One investor made $ 20 billion but lost it all in just 2 days

Little was known about Bill hwang Until this week when a business fiasco highlighted the $ 20 billion fortune he’d lost.

A Korean-American immigrant who was once a protégé of Tiger Management’s founder Julian Robertson, Hwang ran his own fund called Tiger Asia Management. In its heyday, the company reportedly amassed more than $ 10 billion in net worth Bloomberg.

One investor made $ 20 billion but lost it all in just 2 days
One investor made $ 20 billion but lost it all in just 2 days

Soon after, however, Hwang was the subject of an investigation by the US Securities and Exchange Commission, which accused him of using confidential information from private placement offers to short three stocks in Chinese banks.

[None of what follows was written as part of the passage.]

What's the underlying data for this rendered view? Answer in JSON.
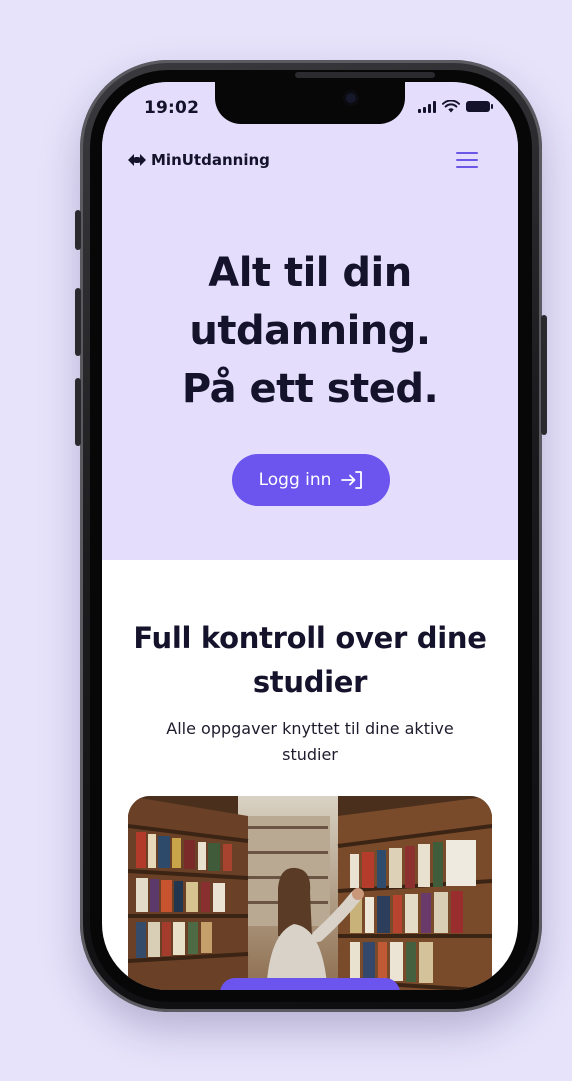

After Hwang settled the claims and paid more than $ 60 million in fines and refunds, Hwang closed Tiger Asia and opened Archegos as a family office.

As mentioned BloombergA deeply religious man, Hwang often relied on his faith to explain Archegos’ portfolio, which consisted of investments in large technology companies such as Netflix, Amazon, LinkedIn and Facebook. And as his participation in his faith-based circle increased, so did his business. Despite Hwang’s previous work with the SEC, lenders like Credit Suisse and Morgan Stanley continued to work with him, while Hwang secretly and increasingly traded through swap deals, increasing his leverage on the same stocks as stocks like ViacomCBS and Discovery – which some of his banks hold him had exposed.

By 2017 Archegos had a capital of around $ 4 billion. A few years later, Hwang grew his net worth from $ 10 billion to $ 50 billion New York Post.

But things went south last week when ViacomCBS, which Archegos had gambled massively at in four months and tripled its shares, collapsed its $ 3 billion stock offering through Morgan Stanley and JPMorgan, it reports. CNBC. This in turn caused some runners to frantically rush out of their positions for Archegos. While Morgan Stanley, Goldman Sachs, Deutsche Bank, and Wells Fargo got away with it relatively unscathed, others, including Credit Suisse, Nomura, and Mitsubishi UFJ Financial Group Inc., were less fortunate. According to CNBC, Nomura lost an estimated $ 2 billion.

In total, the Wall Street banks that worked with Archegos have liquidated $ 20 billion worth of assets.

“This is a challenging time for Archegos Capital Management, our partners and employees,” Archegos spokeswoman Karen Kessler told the network after one of the largest and fastest financial losses in history. “All plans are discussed while Mr. Hwang and the team determine the best way forward.”